Buried in HH 115 in the Nonconformist section are three of the daughters of Samuel Shore of Norton
Samuel came from a Sheffield family of bankers and tradesmen and married Urith Offley, who inherited Norton Hall. The family was wealthy and moved in the highest circles – Lady Urith Shore was painted by George Romney, the most celebrated portrait artist of his day.
Samuel and Urith had six daughters and two sons. There is a famous story often told in Sheffield history books of an incident when King George III was taking a walk on Weymouth beach. He saw some children playing with their nurse and asked who the children were. He was told that they were Mr Shore’s children, of Norton, Sheffield. ‘Sheffield! Sheffield! Damn bad place, Sheffield’ the King is reported to have remarked! These children were also related to Florence Nightingale – her father was a Shore who changed his name to Nightingale to benefit from an inheritance – and the cousins used to play together when they were young.
Three of the daughters, Urith Lydia, Ameila Theophila and Maria Theodosia remained unmarried and lived together at Meersbrook. In the 1851 census Urith is described as a ‘Landed proprietor’. The three women had five servants to look after them.
When Samuel died he was buried in the graveyard of Norton Church, in spite of being a prominent non-conformist. However when his daughter Maria Amelia died in 1855 the vicar of Norton was away and the Curate refused to buy her in the churchyard as she was not of the Anglican faith. Urith bought a grave at the Sheffield General Cemetery and Maria was laid to rest there. The idea of a Shore being shut out of Norton Church created much angry feeling and there were letters to the newspaper, condemning the ‘churlish priest’.
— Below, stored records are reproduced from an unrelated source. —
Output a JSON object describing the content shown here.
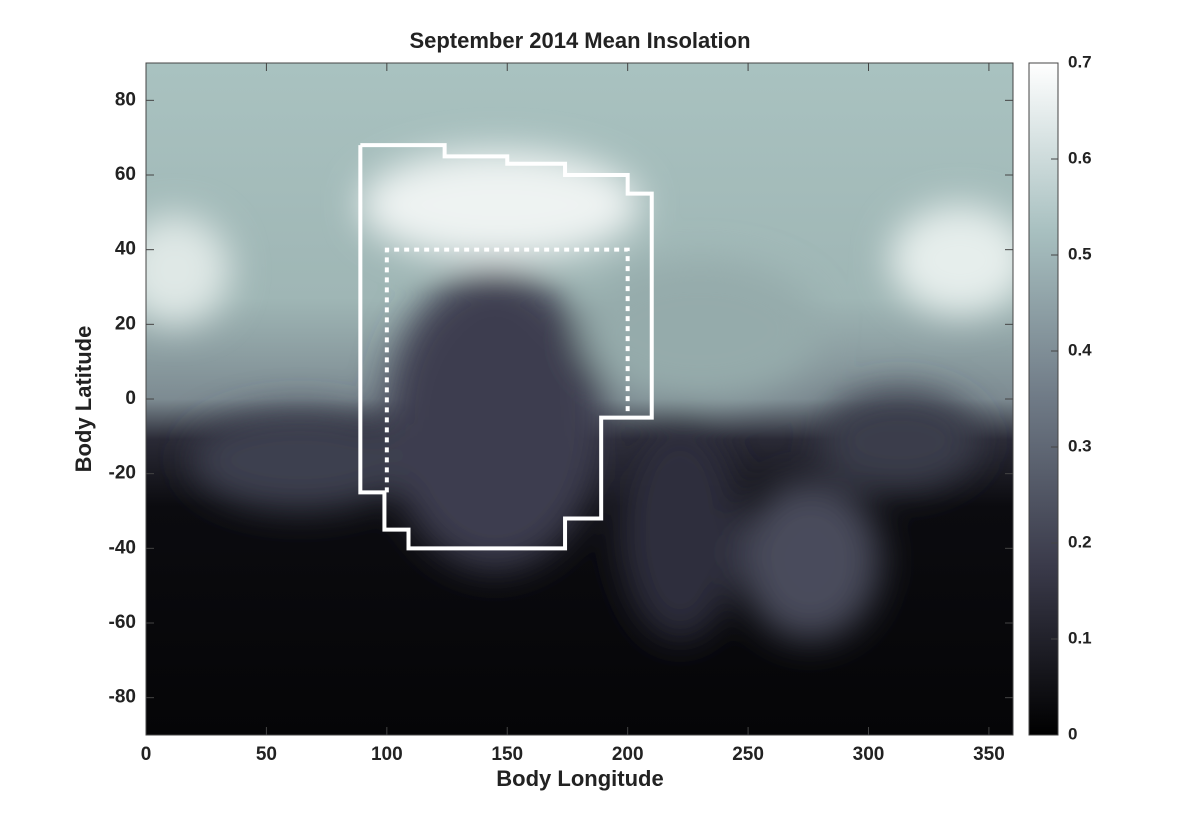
{
  "chart_data": {
    "type": "heatmap",
    "title": "September 2014 Mean Insolation",
    "xlabel": "Body Longitude",
    "ylabel": "Body Latitude",
    "xlim": [
      0,
      360
    ],
    "xticks": [
      0,
      50,
      100,
      150,
      200,
      250,
      300,
      350
    ],
    "ylim": [
      -90,
      90
    ],
    "yticks": [
      -80,
      -60,
      -40,
      -20,
      0,
      20,
      40,
      60,
      80
    ],
    "clim": [
      0,
      0.7
    ],
    "cticks": [
      0,
      0.1,
      0.2,
      0.3,
      0.4,
      0.5,
      0.6,
      0.7
    ],
    "colormap": [
      "#000000",
      "#3a3a4a",
      "#6f7a86",
      "#a8c0c0",
      "#ffffff"
    ],
    "regions": [
      {
        "style": "solid",
        "color": "#ffffff",
        "x": [
          89,
          124,
          124,
          150,
          150,
          174,
          174,
          200,
          200,
          210,
          210,
          189,
          189,
          174,
          174,
          109,
          109,
          99,
          99,
          89,
          89
        ],
        "y": [
          68,
          68,
          65,
          65,
          63,
          63,
          60,
          60,
          55,
          55,
          -5,
          -5,
          -32,
          -32,
          -40,
          -40,
          -35,
          -35,
          -25,
          -25,
          68
        ]
      },
      {
        "style": "dotted",
        "color": "#ffffff",
        "x": [
          100,
          100,
          200,
          200
        ],
        "y": [
          -25,
          40,
          40,
          -5
        ]
      }
    ]
  }
}
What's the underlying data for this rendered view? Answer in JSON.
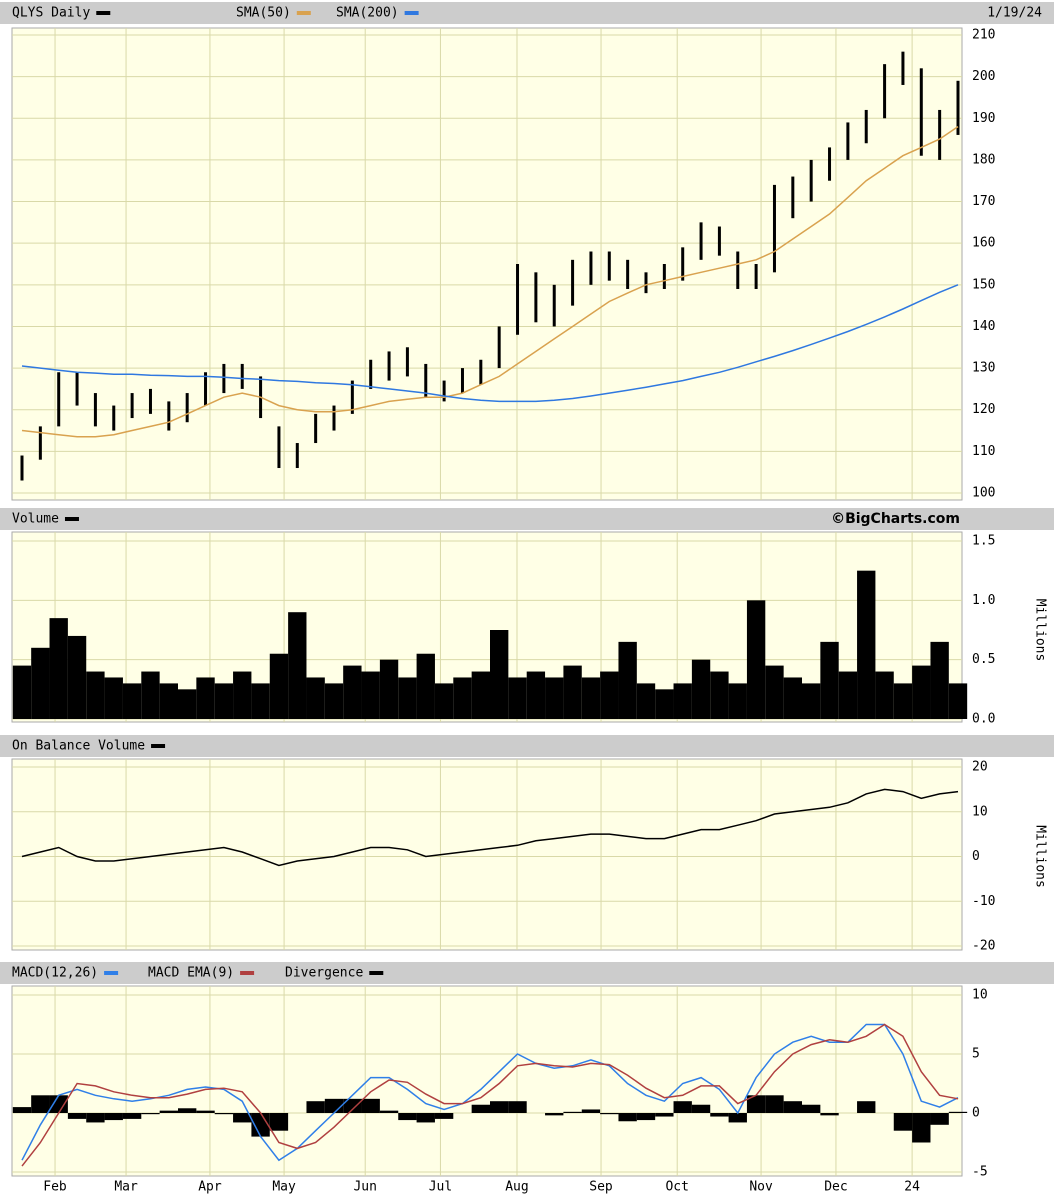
{
  "chart_data": [
    {
      "type": "stock",
      "date": "1/19/24",
      "ylim": [
        100,
        210
      ],
      "yticks": [
        100,
        110,
        120,
        130,
        140,
        150,
        160,
        170,
        180,
        190,
        200,
        210
      ],
      "grid": true,
      "series": [
        {
          "name": "QLYS Daily",
          "color": "#000000",
          "style": "range",
          "low": [
            103,
            108,
            116,
            121,
            116,
            115,
            118,
            119,
            115,
            117,
            121,
            124,
            125,
            118,
            106,
            106,
            112,
            115,
            119,
            125,
            127,
            128,
            123,
            122,
            124,
            126,
            130,
            138,
            141,
            140,
            145,
            150,
            151,
            149,
            148,
            149,
            151,
            156,
            157,
            149,
            149,
            153,
            166,
            170,
            175,
            180,
            184,
            190,
            198,
            181,
            180,
            186
          ],
          "high": [
            109,
            116,
            129,
            129,
            124,
            121,
            124,
            125,
            122,
            124,
            129,
            131,
            131,
            128,
            116,
            112,
            119,
            121,
            127,
            132,
            134,
            135,
            131,
            127,
            130,
            132,
            140,
            155,
            153,
            150,
            156,
            158,
            158,
            156,
            153,
            155,
            159,
            165,
            164,
            158,
            155,
            174,
            176,
            180,
            183,
            189,
            192,
            203,
            206,
            202,
            192,
            199
          ]
        },
        {
          "name": "SMA(50)",
          "color": "#d9a24f",
          "style": "line",
          "values": [
            115,
            114.5,
            114,
            113.5,
            113.5,
            114,
            115,
            116,
            117,
            119,
            121,
            123,
            124,
            123,
            121,
            120,
            119.5,
            119.5,
            120,
            121,
            122,
            122.5,
            123,
            123,
            124,
            126,
            128,
            131,
            134,
            137,
            140,
            143,
            146,
            148,
            150,
            151,
            152,
            153,
            154,
            155,
            156,
            158,
            161,
            164,
            167,
            171,
            175,
            178,
            181,
            183,
            185,
            188
          ]
        },
        {
          "name": "SMA(200)",
          "color": "#2f78e0",
          "style": "line",
          "values": [
            130.5,
            130,
            129.5,
            129,
            128.8,
            128.5,
            128.5,
            128.3,
            128.2,
            128,
            128,
            127.8,
            127.5,
            127.3,
            127,
            126.8,
            126.5,
            126.3,
            126,
            125.5,
            125,
            124.5,
            124,
            123.3,
            122.7,
            122.3,
            122,
            122,
            122,
            122.3,
            122.7,
            123.3,
            124,
            124.7,
            125.4,
            126.2,
            127,
            128,
            129,
            130.2,
            131.5,
            132.8,
            134.2,
            135.7,
            137.2,
            138.8,
            140.5,
            142.3,
            144.2,
            146.2,
            148.2,
            150
          ]
        }
      ]
    },
    {
      "type": "bar",
      "source": "©BigCharts.com",
      "ylabel": "Millions",
      "ylim": [
        0,
        1.5
      ],
      "grid": true,
      "yticks": [
        {
          "value": 0,
          "label": "0.0"
        },
        0.5,
        {
          "value": 1,
          "label": "1.0"
        },
        1.5
      ],
      "series": [
        {
          "name": "Volume",
          "color": "#000000",
          "style": "bar",
          "values": [
            0.45,
            0.6,
            0.85,
            0.7,
            0.4,
            0.35,
            0.3,
            0.4,
            0.3,
            0.25,
            0.35,
            0.3,
            0.4,
            0.3,
            0.55,
            0.9,
            0.35,
            0.3,
            0.45,
            0.4,
            0.5,
            0.35,
            0.55,
            0.3,
            0.35,
            0.4,
            0.75,
            0.35,
            0.4,
            0.35,
            0.45,
            0.35,
            0.4,
            0.65,
            0.3,
            0.25,
            0.3,
            0.5,
            0.4,
            0.3,
            1.0,
            0.45,
            0.35,
            0.3,
            0.65,
            0.4,
            1.25,
            0.4,
            0.3,
            0.45,
            0.65,
            0.3
          ]
        }
      ]
    },
    {
      "type": "line",
      "ylabel": "Millions",
      "ylim": [
        -20,
        20
      ],
      "yticks": [
        -20,
        -10,
        0,
        10,
        20
      ],
      "grid": true,
      "series": [
        {
          "name": "On Balance Volume",
          "color": "#000000",
          "style": "line",
          "values": [
            0,
            1,
            2,
            0,
            -1,
            -1,
            -0.5,
            0,
            0.5,
            1,
            1.5,
            2,
            1,
            -0.5,
            -2,
            -1,
            -0.5,
            0,
            1,
            2,
            2,
            1.5,
            0,
            0.5,
            1,
            1.5,
            2,
            2.5,
            3.5,
            4,
            4.5,
            5,
            5,
            4.5,
            4,
            4,
            5,
            6,
            6,
            7,
            8,
            9.5,
            10,
            10.5,
            11,
            12,
            14,
            15,
            14.5,
            13,
            14,
            14.5
          ]
        }
      ]
    },
    {
      "type": "macd",
      "ylim": [
        -5,
        10
      ],
      "yticks": [
        -5,
        0,
        5,
        10
      ],
      "grid": true,
      "xlim": [
        0,
        51
      ],
      "xticks": [
        {
          "value": 1.8,
          "label": "Feb"
        },
        {
          "value": 5.67,
          "label": "Mar"
        },
        {
          "value": 10.24,
          "label": "Apr"
        },
        {
          "value": 14.28,
          "label": "May"
        },
        {
          "value": 18.7,
          "label": "Jun"
        },
        {
          "value": 22.8,
          "label": "Jul"
        },
        {
          "value": 26.97,
          "label": "Aug"
        },
        {
          "value": 31.55,
          "label": "Sep"
        },
        {
          "value": 35.7,
          "label": "Oct"
        },
        {
          "value": 40.27,
          "label": "Nov"
        },
        {
          "value": 44.35,
          "label": "Dec"
        },
        {
          "value": 48.5,
          "label": "24"
        }
      ],
      "series": [
        {
          "name": "MACD(12,26)",
          "color": "#2f7fe8",
          "style": "line",
          "values": [
            -4,
            -1,
            1.5,
            2,
            1.5,
            1.2,
            1,
            1.2,
            1.5,
            2,
            2.2,
            2,
            1,
            -2,
            -4,
            -3,
            -1.5,
            0,
            1.5,
            3,
            3,
            2,
            0.8,
            0.3,
            0.8,
            2,
            3.5,
            5,
            4.2,
            3.8,
            4,
            4.5,
            4,
            2.5,
            1.5,
            1,
            2.5,
            3,
            2,
            0,
            3,
            5,
            6,
            6.5,
            6,
            6,
            7.5,
            7.5,
            5,
            1,
            0.5,
            1.3
          ]
        },
        {
          "name": "MACD EMA(9)",
          "color": "#b04040",
          "style": "line",
          "values": [
            -4.5,
            -2.5,
            0,
            2.5,
            2.3,
            1.8,
            1.5,
            1.3,
            1.3,
            1.6,
            2,
            2.1,
            1.8,
            0,
            -2.5,
            -3,
            -2.5,
            -1.2,
            0.3,
            1.8,
            2.8,
            2.6,
            1.6,
            0.8,
            0.8,
            1.3,
            2.5,
            4,
            4.2,
            4,
            3.9,
            4.2,
            4.1,
            3.2,
            2.1,
            1.3,
            1.5,
            2.3,
            2.3,
            0.8,
            1.5,
            3.5,
            5,
            5.8,
            6.2,
            6,
            6.5,
            7.5,
            6.5,
            3.5,
            1.5,
            1.2
          ]
        },
        {
          "name": "Divergence",
          "color": "#000000",
          "style": "bar",
          "values": [
            0.5,
            1.5,
            1.5,
            -0.5,
            -0.8,
            -0.6,
            -0.5,
            -0.1,
            0.2,
            0.4,
            0.2,
            -0.1,
            -0.8,
            -2,
            -1.5,
            0,
            1,
            1.2,
            1.2,
            1.2,
            0.2,
            -0.6,
            -0.8,
            -0.5,
            0,
            0.7,
            1,
            1,
            0,
            -0.2,
            0.1,
            0.3,
            -0.1,
            -0.7,
            -0.6,
            -0.3,
            1,
            0.7,
            -0.3,
            -0.8,
            1.5,
            1.5,
            1,
            0.7,
            -0.2,
            0,
            1,
            0,
            -1.5,
            -2.5,
            -1,
            0.1
          ]
        }
      ]
    }
  ]
}
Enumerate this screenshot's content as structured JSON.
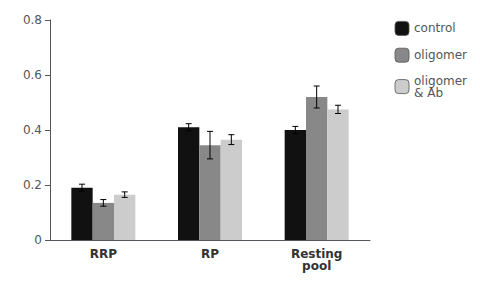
{
  "chart_data": {
    "type": "bar",
    "categories": [
      "RRP",
      "RP",
      "Resting\npool"
    ],
    "series": [
      {
        "name": "control",
        "color": "#111111",
        "values": [
          0.19,
          0.41,
          0.4
        ],
        "errors": [
          0.013,
          0.013,
          0.013
        ]
      },
      {
        "name": "oligomer",
        "color": "#888888",
        "values": [
          0.135,
          0.345,
          0.52
        ],
        "errors": [
          0.012,
          0.05,
          0.04
        ]
      },
      {
        "name": "oligomer\n& Ab",
        "color": "#cccccc",
        "values": [
          0.165,
          0.365,
          0.475
        ],
        "errors": [
          0.01,
          0.018,
          0.015
        ]
      }
    ],
    "ylim": [
      0,
      0.8
    ],
    "yticks": [
      0,
      0.2,
      0.4,
      0.6,
      0.8
    ],
    "grid": false,
    "legend": "right"
  }
}
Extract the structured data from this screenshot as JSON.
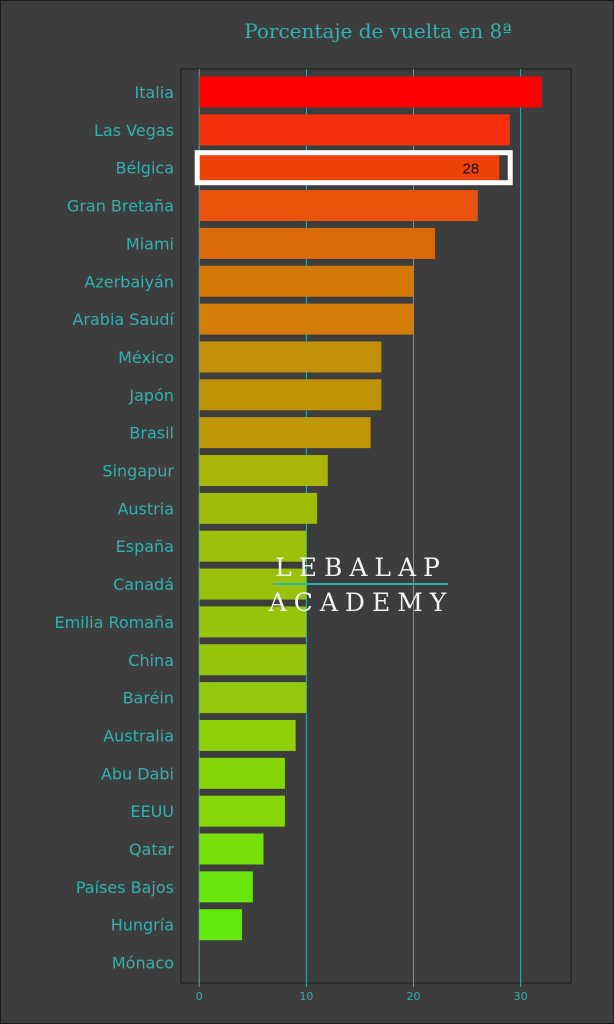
{
  "chart_data": {
    "type": "bar",
    "orientation": "horizontal",
    "title": "Porcentaje de vuelta en 8ª",
    "xlabel": "",
    "ylabel": "",
    "xlim": [
      -1.7,
      34.7
    ],
    "xticks": [
      0,
      10,
      20,
      30
    ],
    "grid": true,
    "legend": "none",
    "categories": [
      "Italia",
      "Las Vegas",
      "Bélgica",
      "Gran Bretaña",
      "Miami",
      "Azerbaiyán",
      "Arabia Saudí",
      "México",
      "Japón",
      "Brasil",
      "Singapur",
      "Austria",
      "España",
      "Canadá",
      "Emilia Romaña",
      "China",
      "Baréin",
      "Australia",
      "Abu Dabi",
      "EEUU",
      "Qatar",
      "Países Bajos",
      "Hungría",
      "Mónaco"
    ],
    "values": [
      32,
      29,
      28,
      26,
      22,
      20,
      20,
      17,
      17,
      16,
      12,
      11,
      10,
      10,
      10,
      10,
      10,
      9,
      8,
      8,
      6,
      5,
      4,
      0
    ],
    "highlight": {
      "category": "Bélgica",
      "label": "28"
    },
    "colors": [
      "#ff0000",
      "#f5300b",
      "#ee4208",
      "#e9530c",
      "#db6a0b",
      "#d47908",
      "#d37d08",
      "#c49007",
      "#c29206",
      "#bf9608",
      "#a8b505",
      "#a0bb06",
      "#9dc008",
      "#9ac109",
      "#96c50a",
      "#95c60b",
      "#94c80b",
      "#8ecf07",
      "#86d507",
      "#86d608",
      "#76df09",
      "#69e60b",
      "#63ea0d",
      "#5ced10"
    ]
  },
  "colors": {
    "background": "#3d3d3d",
    "accent": "#2fb3b0",
    "watermark_text": "#f2f2f2"
  },
  "watermark": {
    "line1": "LEBALAP",
    "line2": "ACADEMY"
  }
}
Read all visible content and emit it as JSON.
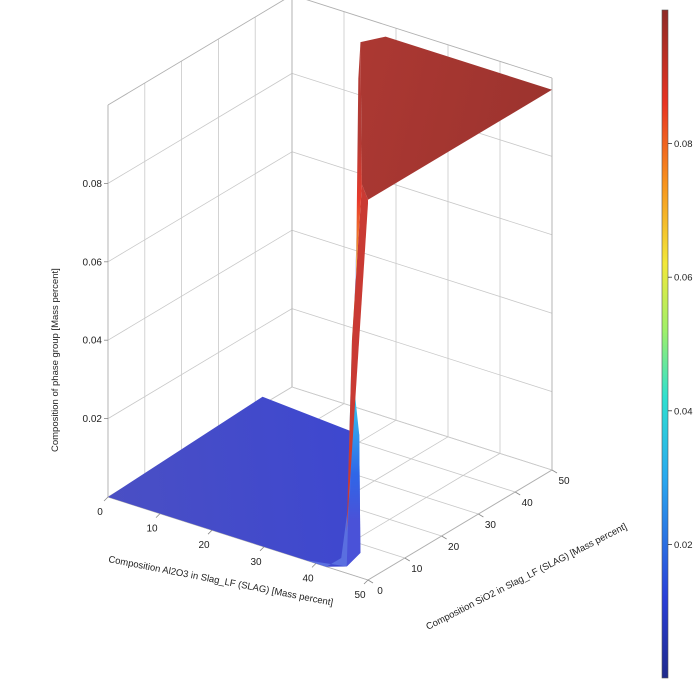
{
  "chart_data": {
    "type": "surface3d",
    "title": "",
    "xlabel": "Composition Al2O3 in Slag_LF (SLAG) [Mass percent]",
    "ylabel": "Composition SiO2 in Slag_LF (SLAG) [Mass percent]",
    "zlabel": "Composition of phase group [Mass percent]",
    "x_ticks": [
      "0",
      "10",
      "20",
      "30",
      "40",
      "50"
    ],
    "y_ticks": [
      "0",
      "10",
      "20",
      "30",
      "40",
      "50"
    ],
    "z_ticks": [
      "0.02",
      "0.04",
      "0.06",
      "0.08"
    ],
    "colorbar_ticks": [
      "0.02",
      "0.04",
      "0.06",
      "0.08"
    ],
    "xlim": [
      0,
      50
    ],
    "ylim": [
      0,
      50
    ],
    "zlim": [
      0,
      0.1
    ],
    "colormap": "jet",
    "colorbar_range": [
      0.0,
      0.1
    ],
    "surface_description_points": [
      {
        "x": 0,
        "y": 0,
        "z": 0.0
      },
      {
        "x": 40,
        "y": 0,
        "z": 0.0
      },
      {
        "x": 44,
        "y": 0,
        "z": 0.0
      },
      {
        "x": 46,
        "y": 0,
        "z": 0.097
      },
      {
        "x": 50,
        "y": 0,
        "z": 0.097
      },
      {
        "x": 0,
        "y": 40,
        "z": 0.0
      },
      {
        "x": 20,
        "y": 46,
        "z": 0.097
      },
      {
        "x": 50,
        "y": 50,
        "z": 0.097
      }
    ]
  }
}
Sheffield Independent 29th September 1855
‘The old Sheffield family of Shore, long known to entertain Unitarian sentiments, has been settled in the parish of Norton for generations. Its past members, and in an eminent degree its present members, have been the general benefactors of the neighbourhood. For more than a century Norton Church has been the family burial place. The present members of the family have been on the most friendly and neighbourly terms with the Vicar of Norton, the Rev. H. H. Pearson, as well as with his father, the late Vicar, whom he succeeded. The death of Miss Maria Theodosia Shore, of Meersbrook, youngest daughter of the late Samuel Shore, Esq., was announced in our last, and the family proposed that her interment should take place, according to their custom, at Norton Church. But strange to say, the Rev. Mr. Sale, the curate of the parish, gave them to understand that he should refuse to read the funeral service over the deceased, because she was a Unitarian. The Vicar was from home at the time, but it is understood that he adopted, and sanctioned by letter, the conduct of his curate. The result has been that Miss M. T. Shore is interred at the Sheffield Cemetery. Thus do the Shores, from no change in themselves, but from a new reading of church law, or at least from a new practice, find that they are deprived of their ancient burying place; and clergymen, with whom they have been on most friendly terms in life, pronounce them in death to be unfit for Christian burial.’
Urith and Amelia were also buried in SGC. The only name on the Memorial Inscription is that of Maria’s but her sisters obviously decided that that they should all be buried together.